Такие разговоры случались в ротонде чуть не каждый вечер, и чем крепче стояла Агата Сципионовна на своей любви к отечеству, тем энергичнее нападал на эту любовь Антонио, будто задавшись целью испытать эту любовь на прочность, и совершенно напрасно, так как эта любовь и без того подвергалась испытанию каждый день, но не только не умалялась, но, напротив, становилась все крепче и огромней, так что и самой Агате Сципионовне начинало казаться, что в ней нет иных чувств и мечтаний, кроме любви к родине и мечтания о ее непреходящем счастье.

Артемида не участвовала в обмене колкостями. В ней тоже поселилась беспокойная тоска, и потому каждый новый день был еще одним незнакомцем, и эти незнакомцы заполняли ее жизнь и кое-как обживали, заполняли бытование, и Артемида, склонная к крайним мнениям ввиду романтизма молодости, сама себе казалась лишней и чуждой в собственной жизни, и никто не мог сказать девушке, где ее настоящее место и время, где можно было бы безопасно дождаться прекрасного и такого близкого будущего, о котором говорилось с такой безумной настойчивостью, будто это будущее вот-вот вырвется из-за угла и нужно лишь вовремя отскочить в сторону, чтобы не быть раздавленным.

– Ваша европейская цивилизация, мой милый племянник, – не отступалась Агата, – ваша культура оплачивалась русской кровью. Если бы мы не сдержали натиск монголов и татар...

– Да, да, – кивнул Антонио, жуя второй кусок колбасы, – ну и гадость это ваше кооперативное предпринимательство. Именно сдерживали. Я знаю, мне недавно рассказывал товарищ Миркин. Он расспрашивал обо всем голову Маркса. Маркс так и сказал: если бы не Россия, то под натиском монгольского штурма Европа протянула бы лапти, испустила бы дух. Вы молодцы. Вы всегда кого-то и чего-то сдерживаете, то монголов, то шведов, то крымских татар, то еще кого-нибудь. Вы неисправимые сдерживатели, – улыбнулся Антонио. – Когда же вы устанете все и вся, тетя Агата? Но я люблю Россию и русских. Люблю, когда вы не говорите о своем провиденчестве и предназначении и не указываете всем в мире, как им следует жить.

– Россия многое дала миру и еще больше может дать, – не поддавалась Агата, но рассмеялась, увидев, что Антонио приготовился загибать пальцы, подсчитывая, что же дала Россия человеческому и нечеловеческому миру.

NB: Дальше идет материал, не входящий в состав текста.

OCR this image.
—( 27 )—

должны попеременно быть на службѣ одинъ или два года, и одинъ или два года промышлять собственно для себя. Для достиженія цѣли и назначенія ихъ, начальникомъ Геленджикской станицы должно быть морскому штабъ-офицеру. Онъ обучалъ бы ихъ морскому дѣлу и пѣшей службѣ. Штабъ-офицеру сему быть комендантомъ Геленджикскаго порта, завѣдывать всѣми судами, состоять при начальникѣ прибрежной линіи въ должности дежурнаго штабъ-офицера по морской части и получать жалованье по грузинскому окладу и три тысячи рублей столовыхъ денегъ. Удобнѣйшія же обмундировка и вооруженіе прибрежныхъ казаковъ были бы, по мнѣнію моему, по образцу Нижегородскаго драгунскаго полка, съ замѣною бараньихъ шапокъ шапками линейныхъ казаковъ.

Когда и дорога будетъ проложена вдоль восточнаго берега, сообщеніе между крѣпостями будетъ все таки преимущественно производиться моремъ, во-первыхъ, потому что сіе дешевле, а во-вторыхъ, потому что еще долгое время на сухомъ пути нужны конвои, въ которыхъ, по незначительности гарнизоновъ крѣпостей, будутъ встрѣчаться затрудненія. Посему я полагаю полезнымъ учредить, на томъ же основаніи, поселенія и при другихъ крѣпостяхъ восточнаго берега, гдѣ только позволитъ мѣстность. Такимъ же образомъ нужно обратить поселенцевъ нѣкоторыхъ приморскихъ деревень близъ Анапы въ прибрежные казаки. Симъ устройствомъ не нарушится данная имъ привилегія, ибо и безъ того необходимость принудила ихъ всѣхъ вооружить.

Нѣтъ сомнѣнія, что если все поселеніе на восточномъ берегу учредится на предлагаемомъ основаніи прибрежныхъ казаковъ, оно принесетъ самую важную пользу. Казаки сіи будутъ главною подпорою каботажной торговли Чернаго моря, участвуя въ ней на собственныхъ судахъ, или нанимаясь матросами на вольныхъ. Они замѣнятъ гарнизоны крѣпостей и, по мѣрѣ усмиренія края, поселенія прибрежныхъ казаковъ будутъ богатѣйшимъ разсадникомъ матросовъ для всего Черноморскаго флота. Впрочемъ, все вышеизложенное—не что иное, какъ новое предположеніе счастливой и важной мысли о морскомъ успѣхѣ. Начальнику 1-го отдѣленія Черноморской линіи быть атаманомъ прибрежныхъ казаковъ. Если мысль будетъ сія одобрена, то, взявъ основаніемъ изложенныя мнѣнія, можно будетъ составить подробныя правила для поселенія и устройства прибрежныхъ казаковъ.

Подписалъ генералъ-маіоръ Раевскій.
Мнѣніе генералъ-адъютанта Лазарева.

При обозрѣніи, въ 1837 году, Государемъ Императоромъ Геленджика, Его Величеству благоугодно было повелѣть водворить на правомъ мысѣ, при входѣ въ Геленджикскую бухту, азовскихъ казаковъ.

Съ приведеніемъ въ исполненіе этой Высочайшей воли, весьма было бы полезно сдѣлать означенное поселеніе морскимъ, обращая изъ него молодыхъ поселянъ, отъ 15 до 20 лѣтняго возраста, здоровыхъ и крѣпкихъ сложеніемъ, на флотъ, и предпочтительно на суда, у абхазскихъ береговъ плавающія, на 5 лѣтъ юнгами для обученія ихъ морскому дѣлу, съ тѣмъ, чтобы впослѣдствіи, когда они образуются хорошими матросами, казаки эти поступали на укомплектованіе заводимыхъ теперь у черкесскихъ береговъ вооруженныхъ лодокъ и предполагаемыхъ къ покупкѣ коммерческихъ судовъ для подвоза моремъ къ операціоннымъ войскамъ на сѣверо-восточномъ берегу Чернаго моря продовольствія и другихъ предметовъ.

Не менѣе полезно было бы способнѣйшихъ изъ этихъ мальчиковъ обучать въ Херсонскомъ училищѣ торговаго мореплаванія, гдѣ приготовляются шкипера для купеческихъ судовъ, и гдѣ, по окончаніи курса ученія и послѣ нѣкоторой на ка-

– Тетя Агата, прекратите, надоело! – не выдержала Артемида. – Вы торгуетесь, как два купца на ярмарке. Но ни одного покупателя у вас нет.

Антонио, смеясь, поднял руки, прося пардону.

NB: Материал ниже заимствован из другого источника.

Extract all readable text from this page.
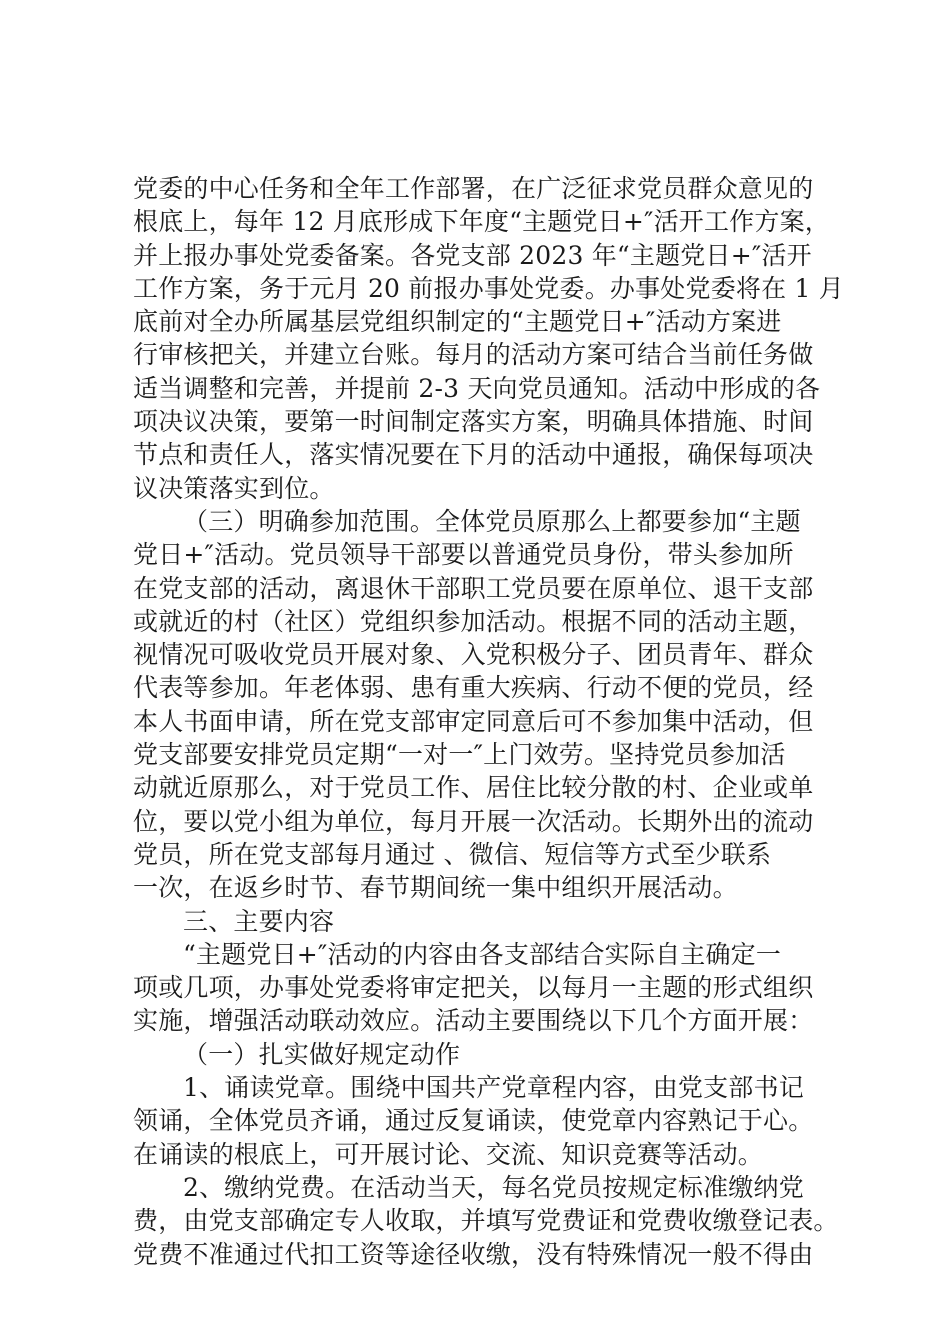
党委的中心任务和全年工作部署，在广泛征求党员群众意见的
根底上，每年 12 月底形成下年度“主题党日+″活开工作方案，
并上报办事处党委备案。各党支部 2023 年“主题党日+″活开
工作方案，务于元月 20 前报办事处党委。办事处党委将在 1 月
底前对全办所属基层党组织制定的“主题党日+″活动方案进
行审核把关，并建立台账。每月的活动方案可结合当前任务做
适当调整和完善，并提前 2-3 天向党员通知。活动中形成的各
项决议决策，要第一时间制定落实方案，明确具体措施、时间
节点和责任人，落实情况要在下月的活动中通报，确保每项决
议决策落实到位。
（三）明确参加范围。全体党员原那么上都要参加“主题
党日+″活动。党员领导干部要以普通党员身份，带头参加所
在党支部的活动，离退休干部职工党员要在原单位、退干支部
或就近的村（社区）党组织参加活动。根据不同的活动主题，
视情况可吸收党员开展对象、入党积极分子、团员青年、群众
代表等参加。年老体弱、患有重大疾病、行动不便的党员，经
本人书面申请，所在党支部审定同意后可不参加集中活动，但
党支部要安排党员定期“一对一″上门效劳。坚持党员参加活
动就近原那么，对于党员工作、居住比较分散的村、企业或单
位，要以党小组为单位，每月开展一次活动。长期外出的流动
党员，所在党支部每月通过 、微信、短信等方式至少联系
一次，在返乡时节、春节期间统一集中组织开展活动。
三、主要内容
“主题党日+″活动的内容由各支部结合实际自主确定一
项或几项，办事处党委将审定把关，以每月一主题的形式组织
实施，增强活动联动效应。活动主要围绕以下几个方面开展：
（一）扎实做好规定动作
1、诵读党章。围绕中国共产党章程内容，由党支部书记
领诵，全体党员齐诵，通过反复诵读，使党章内容熟记于心。
在诵读的根底上，可开展讨论、交流、知识竞赛等活动。
2、缴纳党费。在活动当天，每名党员按规定标准缴纳党
费，由党支部确定专人收取，并填写党费证和党费收缴登记表。
党费不准通过代扣工资等途径收缴，没有特殊情况一般不得由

– Сдаюсь, Артемида, прелесть моя, жар моей души! Жизнь прекрасна сама по себе, где бы ни протекала и куда бы ни утекла. Но признайтесь: мы – разные. Но – верю, верю! Ваш народ-богатырь еще не поднялся с корточек. Но ка-а-ак встанет! Да ка-а-а-ак выпрямится! Да ка-а-а-ак пойдет! И косясь злобно и постораниваясь нехотя, дадут ему дорогу другие страны и государства!

Лорелея плыла в далекий мерцающий сон, оставив руки изломанно поверх попоны. Лицо девушки было бледно, тонко и вдохновлено виденным, и лунный свет серебристым бисером стекал по лицу и дрожал на кончиках ресниц.

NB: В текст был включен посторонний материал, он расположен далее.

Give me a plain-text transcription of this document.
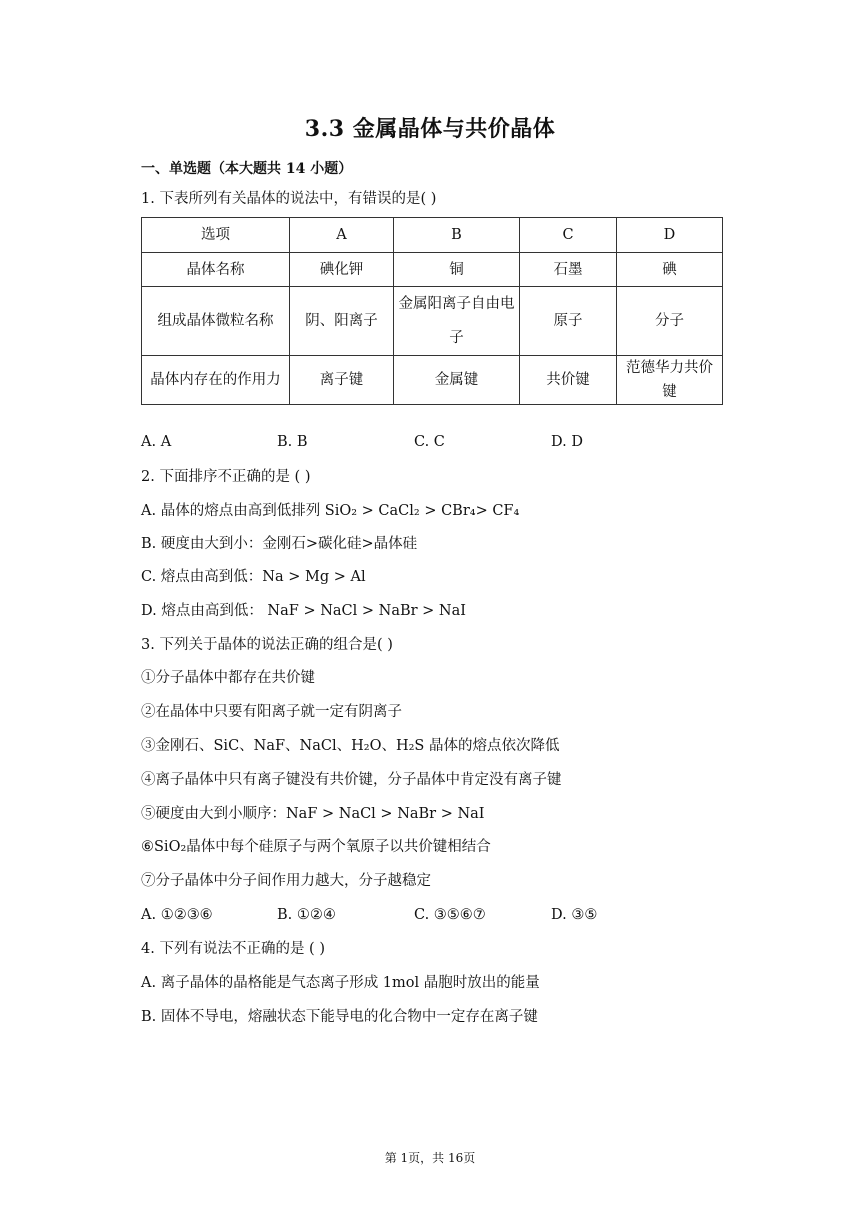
3.3 金属晶体与共价晶体
一、单选题（本大题共 14 小题）
1. 下表所列有关晶体的说法中，有错误的是( )
选项	A	B	C	D
晶体名称	碘化钾	铜	石墨	碘
组成晶体微粒名称	阴、阳离子	金属阳离子自由电子	原子	分子
晶体内存在的作用力	离子键	金属键	共价键	范德华力共价键
A. A	B. B	C. C	D. D
2. 下面排序不正确的是 ( )
A. 晶体的熔点由高到低排列 SiO₂ > CaCl₂ > CBr₄> CF₄
B. 硬度由大到小：金刚石>碳化硅>晶体硅
C. 熔点由高到低：Na > Mg > Al
D. 熔点由高到低： NaF > NaCl > NaBr > NaI
3. 下列关于晶体的说法正确的组合是( )
①分子晶体中都存在共价键
②在晶体中只要有阳离子就一定有阴离子
③金刚石、SiC、NaF、NaCl、H₂O、H₂S 晶体的熔点依次降低
④离子晶体中只有离子键没有共价键，分子晶体中肯定没有离子键
⑤硬度由大到小顺序：NaF > NaCl > NaBr > NaI
⑥SiO₂晶体中每个硅原子与两个氧原子以共价键相结合
⑦分子晶体中分子间作用力越大，分子越稳定
A. ①②③⑥	B. ①②④	C. ③⑤⑥⑦	D. ③⑤
4. 下列有说法不正确的是 ( )
A. 离子晶体的晶格能是气态离子形成 1mol 晶胞时放出的能量
B. 固体不导电，熔融状态下能导电的化合物中一定存在离子键
第 1页，共 16页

– Посмотри на этот профиль.

Кентавр остановился у открытых ворот в широкий двор, окруженный потрескавшимися стенами, сложенными из камня-сырца, – там под тенистым навесом мальчик лет одиннадцати снимал деревянным орудием тонкую желтую стружку с узкой доски. Мальчик выпрямился, набрал в ладонь лепестки стружки, поднес к лицу, вдохнул жаркий запах, улыбнулся.

Усталая Лорелея оперлась на плечо Кентавра и смотрела на мальчика. Он понял, что его рассматривают, высыпал стружку, отряхнул руки, вышел из ворот и оглядел быстрым взглядом странников, их пыльную одежду, суковатый посох в руках Кентавра – защиту от собак – и мешок за плечами. Мальчик открыто взглянул в глаза Кентавра, сказал по-гречески:

– Вы идете издалека. Я могу предложить вам отдых и пищу. Войдите в дом отца моего. Edite, bibite[38], – добавил он на языке римлян и снова улыбнулся таинственной улыбкой, которая расцветала в нем невидимо и внезапно, как цветок в ночи.

– Нет, – Кентавр покачал головой, – мы отдохнем у озера. Нам сказали – здесь, за городом, роща и источник.

– А где преткновение вашего пути? – спросил мальчик, посмотрел на Лорелею и снова улыбнулся той же открытой и загадочной улыбкой.

– У моря Киненериф, – ответил Кетавр. Ему не спешилось уходить. Потому что время, казалось, исчезло, истаяло, растворилось в жарком воздухе, и слова были как следы уплывших облаков.

– А что делается in terris in расе[39]? – снова и серьезно спросил мальчик. – Вы идете из Рима quantum ego auguror[40].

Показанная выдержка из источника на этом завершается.